Viele Notdienste im Südwesten schließen: Wohin im medizinischen Ernstfall?
Stuttgart - Nach einer weitreichenden Entscheidung des Bundessozialgerichts läuft im Südwesten ein Notfallplan für den ärztlichen Bereitschaftsdienst an.
Die Menschen im Land müssen sich in nächster Zeit voraussichtlich auf längere Wartezeiten und vollere Praxen einstellen - insbesondere am Wochenende und außerhalb der Sprechzeiten. Wie lange die Notfallmaßnahmen der Kassenärztlichen Vereinigung (KVBW) gelten sollen, war zunächst nicht bekannt.
Geschlossen bleiben von Mittwoch an demzufolge die Notfallpraxen in Geislingen, Buchen, Schorndorf, Möckmühl, Künzelsau, Bad Säckingen, Schopfheim sowie in Kirrlach, einem Stadtteil von Waghäusel. Zudem kommt es zu Einschränkungen in Mühlacker, Bietigheim-Bissingen, Rastatt, Singen, Herrenberg und Villingen-Schwenningen.
Dort machen die Notfallpraxen unter der Woche gar nicht mehr oder nur noch teilweise auf, sondern konzentrieren sich auf das Wochenende und Feiertage. Darüber hinaus gelten in vielen weiteren der 115 Notfallpraxen im Land nun verkürzte Öffnungszeiten.
Hintergrund der Maßnahmen ist ein Urteil des Bundessozialgerichts.

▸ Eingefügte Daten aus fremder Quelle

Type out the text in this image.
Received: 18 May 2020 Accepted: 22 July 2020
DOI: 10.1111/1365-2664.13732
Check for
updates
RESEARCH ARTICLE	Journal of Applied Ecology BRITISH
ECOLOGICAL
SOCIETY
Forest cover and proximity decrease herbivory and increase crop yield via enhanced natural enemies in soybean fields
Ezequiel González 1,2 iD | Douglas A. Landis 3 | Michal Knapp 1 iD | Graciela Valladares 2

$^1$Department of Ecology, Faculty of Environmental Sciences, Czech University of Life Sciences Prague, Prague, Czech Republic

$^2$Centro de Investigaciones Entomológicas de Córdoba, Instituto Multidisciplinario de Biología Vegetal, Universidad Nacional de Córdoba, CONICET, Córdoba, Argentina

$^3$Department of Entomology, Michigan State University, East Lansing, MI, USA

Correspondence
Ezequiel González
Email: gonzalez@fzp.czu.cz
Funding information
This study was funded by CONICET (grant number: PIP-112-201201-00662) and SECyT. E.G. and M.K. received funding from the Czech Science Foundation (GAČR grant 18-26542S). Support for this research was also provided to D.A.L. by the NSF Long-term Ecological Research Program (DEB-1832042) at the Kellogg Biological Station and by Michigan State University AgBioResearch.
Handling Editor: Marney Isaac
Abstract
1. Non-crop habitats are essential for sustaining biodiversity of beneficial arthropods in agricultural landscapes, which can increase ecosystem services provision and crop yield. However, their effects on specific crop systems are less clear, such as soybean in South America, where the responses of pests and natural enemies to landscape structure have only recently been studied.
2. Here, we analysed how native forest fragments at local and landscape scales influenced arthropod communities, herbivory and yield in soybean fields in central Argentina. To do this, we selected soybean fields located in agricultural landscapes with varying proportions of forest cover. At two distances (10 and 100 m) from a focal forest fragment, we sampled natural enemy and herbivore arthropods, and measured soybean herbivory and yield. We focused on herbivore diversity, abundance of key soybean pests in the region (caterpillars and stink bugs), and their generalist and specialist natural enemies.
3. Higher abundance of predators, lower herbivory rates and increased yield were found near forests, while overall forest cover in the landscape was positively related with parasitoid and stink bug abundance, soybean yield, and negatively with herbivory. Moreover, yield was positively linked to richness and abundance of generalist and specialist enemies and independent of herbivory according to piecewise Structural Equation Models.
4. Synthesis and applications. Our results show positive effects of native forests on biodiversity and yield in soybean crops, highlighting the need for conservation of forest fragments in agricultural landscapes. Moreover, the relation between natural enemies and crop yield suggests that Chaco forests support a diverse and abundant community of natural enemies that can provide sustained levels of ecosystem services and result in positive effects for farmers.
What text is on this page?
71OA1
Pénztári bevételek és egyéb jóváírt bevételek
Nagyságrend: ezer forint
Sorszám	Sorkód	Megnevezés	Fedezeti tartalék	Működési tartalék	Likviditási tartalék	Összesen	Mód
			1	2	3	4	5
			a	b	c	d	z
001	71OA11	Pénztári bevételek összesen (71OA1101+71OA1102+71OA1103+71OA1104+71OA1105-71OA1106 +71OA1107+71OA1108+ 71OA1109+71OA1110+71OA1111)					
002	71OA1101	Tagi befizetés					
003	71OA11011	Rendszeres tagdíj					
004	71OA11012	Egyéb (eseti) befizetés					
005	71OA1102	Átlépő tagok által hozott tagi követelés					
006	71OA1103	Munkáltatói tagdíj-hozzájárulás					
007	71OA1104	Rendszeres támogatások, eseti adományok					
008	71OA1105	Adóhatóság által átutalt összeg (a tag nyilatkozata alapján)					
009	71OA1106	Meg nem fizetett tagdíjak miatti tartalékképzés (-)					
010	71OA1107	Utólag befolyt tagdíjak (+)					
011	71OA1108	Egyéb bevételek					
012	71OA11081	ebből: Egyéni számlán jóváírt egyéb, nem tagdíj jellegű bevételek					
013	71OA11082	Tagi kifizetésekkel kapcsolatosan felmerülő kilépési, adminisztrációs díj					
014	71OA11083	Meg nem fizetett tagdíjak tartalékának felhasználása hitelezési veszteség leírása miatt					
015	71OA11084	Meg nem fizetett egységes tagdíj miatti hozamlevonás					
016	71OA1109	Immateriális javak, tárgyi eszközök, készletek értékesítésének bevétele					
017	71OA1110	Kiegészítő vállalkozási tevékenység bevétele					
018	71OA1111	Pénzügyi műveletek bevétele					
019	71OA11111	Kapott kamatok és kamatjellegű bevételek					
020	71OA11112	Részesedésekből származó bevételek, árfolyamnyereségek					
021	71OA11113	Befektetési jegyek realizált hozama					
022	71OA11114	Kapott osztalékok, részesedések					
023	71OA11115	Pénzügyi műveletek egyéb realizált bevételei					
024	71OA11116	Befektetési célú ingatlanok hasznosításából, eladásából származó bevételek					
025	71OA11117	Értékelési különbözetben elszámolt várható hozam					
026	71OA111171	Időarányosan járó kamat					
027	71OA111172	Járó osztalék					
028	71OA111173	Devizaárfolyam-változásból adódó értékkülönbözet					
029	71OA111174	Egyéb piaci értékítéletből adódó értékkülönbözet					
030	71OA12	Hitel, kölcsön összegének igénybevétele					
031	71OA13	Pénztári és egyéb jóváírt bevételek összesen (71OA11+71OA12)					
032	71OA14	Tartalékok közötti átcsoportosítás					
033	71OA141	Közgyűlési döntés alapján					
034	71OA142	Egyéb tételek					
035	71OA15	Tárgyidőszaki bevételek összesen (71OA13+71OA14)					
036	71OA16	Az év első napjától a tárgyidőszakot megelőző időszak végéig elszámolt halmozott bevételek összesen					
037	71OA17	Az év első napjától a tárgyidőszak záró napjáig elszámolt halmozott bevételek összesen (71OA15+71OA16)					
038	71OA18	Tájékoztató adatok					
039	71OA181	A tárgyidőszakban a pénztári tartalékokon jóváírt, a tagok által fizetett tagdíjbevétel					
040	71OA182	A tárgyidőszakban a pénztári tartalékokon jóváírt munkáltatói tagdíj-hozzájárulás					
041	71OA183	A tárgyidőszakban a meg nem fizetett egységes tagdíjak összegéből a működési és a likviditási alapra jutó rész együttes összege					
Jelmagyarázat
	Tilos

Die Kasseler Richter hatten am Dienstag entschieden, dass ein Zahnarzt sozialversichert werden muss, wenn er als sogenannter Poolarzt einem von der Vereinigung organisierten Notdienst nachkommt.
Die KVBW kündigte nach der Entscheidung daher an, mit "sofortiger Wirkung die Tätigkeit der Poolärztinnen und Poolärzte" zu beenden. Das bestehende System könne in der bisherigen Form nicht weitergeführt werden.
Kindernotfallpraxen bleiben bestehen
Vor dem Urteil haben laut KVBW rund 3000 Poolärzte etwa 40 Prozent der Dienste in den Notfallpraxen und der medizinisch erforderlichen Hausbesuche übernommen - und so die niedergelassenen Ärzte entlastet. Ihr Wegfall könne nicht schnell kompensiert werden. Der Notdienst soll weiter sichergestellt sein - aber nicht im bisherigen Umfang.
Nicht betroffen von den Maßnahmen sind gebietsärztlich organisierte Dienste wie der augenärztliche und der HNO-Notfalldienst. Auch die Kindernotfallpraxen bleiben bestehen.
Der Rettungsdienst und die Notaufnahmen sind ebenfalls nicht betroffen. Mehrere Verbände hatten zuletzt aber befürchtet, dass nun mehr Menschen in die Notaufnahmen gehen werden - auch ohne triftigen Grund.
Die künftige Struktur des ärztlichen Bereitschaftsdienstes im Land war zunächst offen. "Das werden wir erst entscheiden, wenn uns die schriftliche Urteilsbegründung vorliegt und wir alle Details kennen", hatte KVBW-Vorständin Doris Reinhardt am Dienstag mitgeteilt.